Long patch validation time is a limiting factor for automated program repair (APR). Though the duality between patch validation and mutation testing is recognized, so far there exists no study of systematically adapting mutation testing techniques to general-purpose patch validation. To address this gap, we investigate existing mutation testing techniques and identify five classes of acceleration techniques that are suitable for general-purpose patch validation. Among them, mutant schemata and mutant deduplication have not been adapted to general-purpose patch validation due to the arbitrary changes that third-party APR approaches may introduce. This presents two problems for adaption: 1) the difficulty of implementing the static equivalence analysis required by the state-of-the-art mutant deduplication approach; 2) the difficulty of capturing the changes of patches to the system state at runtime. To overcome these problems, we propose two novel approaches: 1) execution scheduling, which detects the equivalence between patches online, avoiding the static equivalence analysis and its imprecision; 2) interception-based instrumentation, which intercepts the changes of patches to the system state, avoiding a full interpreter and its overhead. Based on the contributions above, we implement ExpressAPR, a general-purpose patch validator for Java that integrates all recognized classes of techniques suitable for patch validation. Our large-scale evaluation with four APR approaches shows that ExpressAPR accelerates patch validation by 137.1x over plainvalidation or 8.8x over the state-of-the-art approach, making patch validation no longer the time bottleneck of APR. Patch validation time for a single bug can be reduced to within a few minutes on mainstream CPUs.

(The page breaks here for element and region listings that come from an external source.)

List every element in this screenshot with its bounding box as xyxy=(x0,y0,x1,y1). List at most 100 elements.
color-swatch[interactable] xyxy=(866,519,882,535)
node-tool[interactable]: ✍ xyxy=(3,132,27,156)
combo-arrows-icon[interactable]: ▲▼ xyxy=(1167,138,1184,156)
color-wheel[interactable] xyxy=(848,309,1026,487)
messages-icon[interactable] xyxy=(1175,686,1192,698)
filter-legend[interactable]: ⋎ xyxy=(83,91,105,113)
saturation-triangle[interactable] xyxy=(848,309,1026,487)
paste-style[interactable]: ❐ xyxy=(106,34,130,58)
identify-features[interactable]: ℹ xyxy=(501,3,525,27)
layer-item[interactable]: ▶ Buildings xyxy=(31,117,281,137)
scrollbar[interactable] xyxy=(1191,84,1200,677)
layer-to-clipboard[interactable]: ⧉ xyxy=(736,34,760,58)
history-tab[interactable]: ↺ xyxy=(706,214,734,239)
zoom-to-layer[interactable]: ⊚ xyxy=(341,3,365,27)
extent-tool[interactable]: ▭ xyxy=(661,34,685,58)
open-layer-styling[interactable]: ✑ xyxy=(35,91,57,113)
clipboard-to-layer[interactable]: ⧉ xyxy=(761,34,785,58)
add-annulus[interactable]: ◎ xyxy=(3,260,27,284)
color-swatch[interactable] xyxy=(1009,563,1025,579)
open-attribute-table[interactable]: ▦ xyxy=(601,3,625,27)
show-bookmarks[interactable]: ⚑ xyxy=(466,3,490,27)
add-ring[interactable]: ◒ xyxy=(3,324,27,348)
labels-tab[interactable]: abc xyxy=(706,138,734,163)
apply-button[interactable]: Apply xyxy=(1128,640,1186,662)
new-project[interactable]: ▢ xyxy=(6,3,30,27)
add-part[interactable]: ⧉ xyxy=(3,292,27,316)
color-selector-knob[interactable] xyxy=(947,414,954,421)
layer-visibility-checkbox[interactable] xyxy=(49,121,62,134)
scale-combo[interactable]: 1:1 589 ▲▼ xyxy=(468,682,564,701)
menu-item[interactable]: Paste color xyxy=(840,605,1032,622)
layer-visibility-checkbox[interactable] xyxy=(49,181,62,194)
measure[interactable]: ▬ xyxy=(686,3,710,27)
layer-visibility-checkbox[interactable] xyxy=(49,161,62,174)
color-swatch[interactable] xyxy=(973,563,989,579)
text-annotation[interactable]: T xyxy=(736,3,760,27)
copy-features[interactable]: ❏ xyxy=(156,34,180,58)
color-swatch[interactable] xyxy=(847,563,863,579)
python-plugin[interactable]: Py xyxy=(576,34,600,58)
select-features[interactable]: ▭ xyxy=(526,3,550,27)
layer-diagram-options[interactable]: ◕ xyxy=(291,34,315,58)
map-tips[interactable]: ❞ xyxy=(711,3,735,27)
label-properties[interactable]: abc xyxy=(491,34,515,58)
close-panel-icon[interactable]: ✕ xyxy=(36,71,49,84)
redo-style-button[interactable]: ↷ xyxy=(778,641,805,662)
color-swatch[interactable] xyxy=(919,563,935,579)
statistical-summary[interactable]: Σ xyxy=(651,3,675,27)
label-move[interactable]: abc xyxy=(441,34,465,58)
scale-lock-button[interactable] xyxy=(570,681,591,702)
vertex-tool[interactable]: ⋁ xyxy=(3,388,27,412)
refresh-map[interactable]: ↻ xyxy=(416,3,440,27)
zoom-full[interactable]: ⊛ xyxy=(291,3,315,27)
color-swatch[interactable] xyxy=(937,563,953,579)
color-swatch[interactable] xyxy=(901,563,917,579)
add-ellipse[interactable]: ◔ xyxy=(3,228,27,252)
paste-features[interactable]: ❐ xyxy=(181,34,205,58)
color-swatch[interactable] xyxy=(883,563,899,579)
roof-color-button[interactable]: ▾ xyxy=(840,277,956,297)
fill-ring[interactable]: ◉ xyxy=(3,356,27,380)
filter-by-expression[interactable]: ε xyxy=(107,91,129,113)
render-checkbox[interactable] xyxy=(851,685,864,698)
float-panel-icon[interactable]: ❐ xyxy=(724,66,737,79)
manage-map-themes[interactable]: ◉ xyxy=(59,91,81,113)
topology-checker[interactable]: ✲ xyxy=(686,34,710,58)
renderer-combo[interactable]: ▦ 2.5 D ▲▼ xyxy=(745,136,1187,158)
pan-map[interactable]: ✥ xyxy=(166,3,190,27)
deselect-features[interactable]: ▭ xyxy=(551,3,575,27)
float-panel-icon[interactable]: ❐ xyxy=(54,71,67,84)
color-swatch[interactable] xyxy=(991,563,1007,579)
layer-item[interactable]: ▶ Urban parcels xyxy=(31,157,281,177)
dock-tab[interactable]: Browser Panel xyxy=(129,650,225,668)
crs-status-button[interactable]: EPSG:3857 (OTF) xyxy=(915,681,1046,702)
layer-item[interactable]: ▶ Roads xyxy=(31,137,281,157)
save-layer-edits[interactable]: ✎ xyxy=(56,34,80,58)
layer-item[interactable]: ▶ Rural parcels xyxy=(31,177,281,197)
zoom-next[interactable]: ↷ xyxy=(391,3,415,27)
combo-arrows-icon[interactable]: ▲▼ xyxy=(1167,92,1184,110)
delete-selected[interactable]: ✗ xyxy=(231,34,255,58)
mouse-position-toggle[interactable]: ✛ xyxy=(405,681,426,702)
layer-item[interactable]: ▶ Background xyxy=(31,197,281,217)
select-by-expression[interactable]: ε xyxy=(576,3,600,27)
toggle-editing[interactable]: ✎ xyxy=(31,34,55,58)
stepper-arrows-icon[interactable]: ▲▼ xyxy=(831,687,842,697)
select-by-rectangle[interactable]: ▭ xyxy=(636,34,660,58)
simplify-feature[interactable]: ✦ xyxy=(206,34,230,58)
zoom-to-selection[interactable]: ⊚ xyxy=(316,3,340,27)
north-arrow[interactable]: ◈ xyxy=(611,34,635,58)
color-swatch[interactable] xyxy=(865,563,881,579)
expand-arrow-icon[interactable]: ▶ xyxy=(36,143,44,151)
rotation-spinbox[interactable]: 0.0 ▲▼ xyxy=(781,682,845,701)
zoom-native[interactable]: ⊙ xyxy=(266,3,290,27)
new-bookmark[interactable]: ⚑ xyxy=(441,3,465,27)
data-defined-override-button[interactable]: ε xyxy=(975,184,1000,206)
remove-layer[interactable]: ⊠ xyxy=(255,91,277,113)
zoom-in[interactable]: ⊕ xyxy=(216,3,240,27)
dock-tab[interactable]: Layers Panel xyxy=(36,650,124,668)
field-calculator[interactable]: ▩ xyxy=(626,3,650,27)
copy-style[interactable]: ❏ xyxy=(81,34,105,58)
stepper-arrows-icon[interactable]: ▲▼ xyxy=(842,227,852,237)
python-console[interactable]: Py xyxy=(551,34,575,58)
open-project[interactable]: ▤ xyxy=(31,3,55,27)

翻译：补丁验证时间过长是自动化程序修复（APR）面临的主要瓶颈。尽管已有研究认识到补丁验证与变异测试之间的对偶关系，但目前尚无系统性地将变异测试技术迁移至通用补丁验证领域的相关研究。为填补这一空白，本文系统梳理了现有变异测试技术，识别出五类适用于通用补丁验证的加速技术。其中，由于第三方APR方法可能引入任意性修改，变异模式（mutant schemata）与变异去重（mutant deduplication）尚未被应用于通用补丁验证。这带来了两大适配难题：1）实现现有最先进变异去重方法所需的静态等价分析存在困难；2）运行时捕获补丁对系统状态的修改存在困难。为解决上述问题，我们提出两种创新方法：1）执行调度技术，通过在线检测补丁间的等价性，避免静态等价分析及其精度损失；2）基于拦截的插桩技术，通过拦截补丁对系统状态的修改，避免全量解释器及其带来的性能开销。基于上述贡献，我们实现了ExpressAPR——一个面向Java的通用补丁验证器，集成了所有适用于补丁验证的加速技术。针对四种APR方法的大规模评估表明，ExpressAPR较普通验证方法加速137.1倍，较当前最先进方法加速8.8倍，使补丁验证不再成为APR的时间瓶颈。在主流CPU上，单个缺陷的补丁验证时间可缩短至数分钟内。